7 agosto 2008 / 14:55 / 9 anni fa

Bce conferma tassi, teme per crescita e resta priva di 'bias'

FRANCOFORTE (Reuters) - La Banca centrale europea, optando per una conferma, ampiamente scontata, del costo del denaro nei quindici paesi euro, si attiene perfettamente alle aspettative di analisti e investitori.

Sono invece i toni più morbidi delle attese del presidente Bce di fronte alla stampa a cogliere per lo meno in parte impreparati i mercati finanziari, che salutano l‘inflessione pessimistica sulla crescita e l‘assicurazione che l‘Eurotower non ha alcun ‘bias’ di politica monetaria come il segnale che rispetto all‘attuale 4,25% i tassi non verranno corretti al rialzo almeno sino a fine anno.

Per il presidente Jean-Claude Trichet hanno infatti iniziato a concretizzarsi i temuti “rischi al ribasso” per l‘attività economica Uem; la banca centrale non si impegna mai a priori sulle prossime mosse di politica monetaria e resta concentrata sul tradizionale obiettivo chiave della salvaguardia della stabilità dei prezzi.

Il mercato sembra però intenzionato a dare maggiore rilevanza ai timori sulla crescita, arrivando secondo i valori espressi dai derivati a escludere di fatto un nuovo rialzo fino all‘anno prossimo.

“E’ da mesi che rileviamo rischi al ribasso e posso dire che le informazioni di cui disponiamo indicano molto chiaramente il concretizzarsi di simili rischi” spiega Trichet ai giornalisti nella conferenza stampa che tradizionalmente segue il verdetto sui tassi.

DOPO PAROLE TRICHET RIALZO BOND, RIBASSO FUTURES TASSI

Non si fa attendere la risposta dei mercati finanziari, che si traduce in una marcata accelerazione dell‘obbligazionario - oltre a mezzo punto percentuale la risalita del futures Bund a settembre - grazie allo sfumare delle prospettive di un aumento del costo del denaro.

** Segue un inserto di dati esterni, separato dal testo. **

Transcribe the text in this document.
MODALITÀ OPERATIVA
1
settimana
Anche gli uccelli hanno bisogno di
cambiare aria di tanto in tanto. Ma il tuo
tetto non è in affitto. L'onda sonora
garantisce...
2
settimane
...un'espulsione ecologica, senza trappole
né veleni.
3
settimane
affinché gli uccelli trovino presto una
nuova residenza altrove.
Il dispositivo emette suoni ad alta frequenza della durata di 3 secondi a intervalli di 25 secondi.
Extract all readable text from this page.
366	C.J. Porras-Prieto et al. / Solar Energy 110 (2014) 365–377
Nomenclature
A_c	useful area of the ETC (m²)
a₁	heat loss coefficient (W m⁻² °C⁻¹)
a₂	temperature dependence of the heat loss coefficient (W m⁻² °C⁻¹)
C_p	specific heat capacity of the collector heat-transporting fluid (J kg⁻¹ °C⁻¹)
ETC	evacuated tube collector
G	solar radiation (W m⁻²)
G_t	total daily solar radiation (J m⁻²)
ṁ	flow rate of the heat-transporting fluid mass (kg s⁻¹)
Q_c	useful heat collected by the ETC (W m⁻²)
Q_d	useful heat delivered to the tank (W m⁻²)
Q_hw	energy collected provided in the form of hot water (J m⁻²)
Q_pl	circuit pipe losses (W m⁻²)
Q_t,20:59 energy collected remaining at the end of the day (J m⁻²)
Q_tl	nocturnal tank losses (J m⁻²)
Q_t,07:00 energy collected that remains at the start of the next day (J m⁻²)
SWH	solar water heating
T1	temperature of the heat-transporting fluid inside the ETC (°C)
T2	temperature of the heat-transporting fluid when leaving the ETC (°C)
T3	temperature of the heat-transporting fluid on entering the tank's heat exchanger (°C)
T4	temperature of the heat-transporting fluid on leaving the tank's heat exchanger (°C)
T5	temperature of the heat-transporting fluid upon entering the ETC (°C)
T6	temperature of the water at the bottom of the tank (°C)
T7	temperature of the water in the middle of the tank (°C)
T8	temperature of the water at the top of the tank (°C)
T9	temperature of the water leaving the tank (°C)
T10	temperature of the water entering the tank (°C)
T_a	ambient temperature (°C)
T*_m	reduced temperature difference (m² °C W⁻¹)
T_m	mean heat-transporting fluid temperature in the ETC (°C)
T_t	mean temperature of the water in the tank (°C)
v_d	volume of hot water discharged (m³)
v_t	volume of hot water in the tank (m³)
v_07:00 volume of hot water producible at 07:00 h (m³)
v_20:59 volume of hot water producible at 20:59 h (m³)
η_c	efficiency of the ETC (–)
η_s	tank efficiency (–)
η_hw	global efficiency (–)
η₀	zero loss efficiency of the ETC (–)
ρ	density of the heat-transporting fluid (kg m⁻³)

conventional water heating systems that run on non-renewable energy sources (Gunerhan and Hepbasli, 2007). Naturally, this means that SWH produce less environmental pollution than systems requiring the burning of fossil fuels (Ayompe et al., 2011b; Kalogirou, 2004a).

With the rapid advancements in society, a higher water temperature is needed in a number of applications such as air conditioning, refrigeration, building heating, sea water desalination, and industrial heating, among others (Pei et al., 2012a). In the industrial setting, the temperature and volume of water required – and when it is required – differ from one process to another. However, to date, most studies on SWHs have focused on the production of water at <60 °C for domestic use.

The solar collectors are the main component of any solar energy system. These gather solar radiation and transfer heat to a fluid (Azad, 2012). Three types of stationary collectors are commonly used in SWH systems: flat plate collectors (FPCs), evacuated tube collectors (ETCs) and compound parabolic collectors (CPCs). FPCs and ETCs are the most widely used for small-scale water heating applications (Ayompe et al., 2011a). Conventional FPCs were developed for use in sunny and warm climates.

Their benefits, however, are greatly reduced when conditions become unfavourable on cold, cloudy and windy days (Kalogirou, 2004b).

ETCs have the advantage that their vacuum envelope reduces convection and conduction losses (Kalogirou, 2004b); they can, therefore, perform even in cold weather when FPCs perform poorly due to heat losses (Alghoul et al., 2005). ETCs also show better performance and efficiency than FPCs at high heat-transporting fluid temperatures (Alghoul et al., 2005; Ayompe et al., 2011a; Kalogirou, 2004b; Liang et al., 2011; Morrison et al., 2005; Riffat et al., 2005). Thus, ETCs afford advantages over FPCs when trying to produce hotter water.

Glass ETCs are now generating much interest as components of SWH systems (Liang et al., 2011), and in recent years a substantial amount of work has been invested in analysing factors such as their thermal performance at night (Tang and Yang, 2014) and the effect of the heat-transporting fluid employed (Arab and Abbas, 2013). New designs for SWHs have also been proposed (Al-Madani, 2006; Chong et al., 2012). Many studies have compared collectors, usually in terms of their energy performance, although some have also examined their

Sensibile rialzo anche per i derivati Euribor, con guadagni che a metà pomeriggio vanno dal +0,025 del futures a settembre al +0,075 di dicembre per passare al +0,115 di marzo e +0,14 di giugno 2009, mentre i contratti Eonia arrivano a escludere la possibilità di rialzo fino a fine anno.

Si muove invece naturalmente al ribasso il cambio contro dollaro, in calo di oltre 0,3% in area 1,5360/70 rispetto a valori intorno a 1,5490 prima dell‘intervento di Trichet.

“I mercati mostrano finora un‘interpertazione ‘ribassista’ delle parole di Trichet, come dicono l‘irripidimento della curva e il livello dell‘euro/dollaro” dice una nota UniCredit Mib a cura dell‘economista capo per la zona euro Aurelio Maccario.

“[...] Restiamo del parere che un rialzo dei tassi sia per quest‘anno estremamente improbabile ma non crediamo che l‘orientamento possa trasformarsi in espansivo prima del primo semestre del 2009. E’ principalmente per evitare che la curva dei tassi arrivi a prezzare un taglio che Trichet ripete di non avere ‘bias’ e crediamo che un ciclo ribassista non possa iniziare prima della metà dell‘anno prossimo” conclude.

Nelle parole del banchiere centrale non può però certamente mancare il riferimento al timore inflazione, anche alla luce della prima stima di luglio che parla di un tasso annuo a 4,1%, oltre il doppio del livello di tolleranza Bce.

“Abbiamo un unico obiettivo chiave e raccogliamo tutte le informazioni necessarie a identificare i rischi di inflazione per i mesi e gli anni a venire” ribadisce Trichet.

Quanto invece alle prossime mosse sui tassi “non abbiamo alcun orientamento”, garantisce utilizzando la formula scelta anche a inizio luglio dopo la scontata stretta.

Per il presidente Bce i fondamentali economici della zona euro “restano solidi” ma le più recenti statistiche macro offrono un quadro poco rassicurante.

Che l‘attività economica dei quindici paesi Uem toccasse “un punto di minimo” nel secondo e nel terzo trimestre dell‘anno dopo il brillante esordio 2008, rassicura Trichet, era ampiamente scontato nello scenario Bce.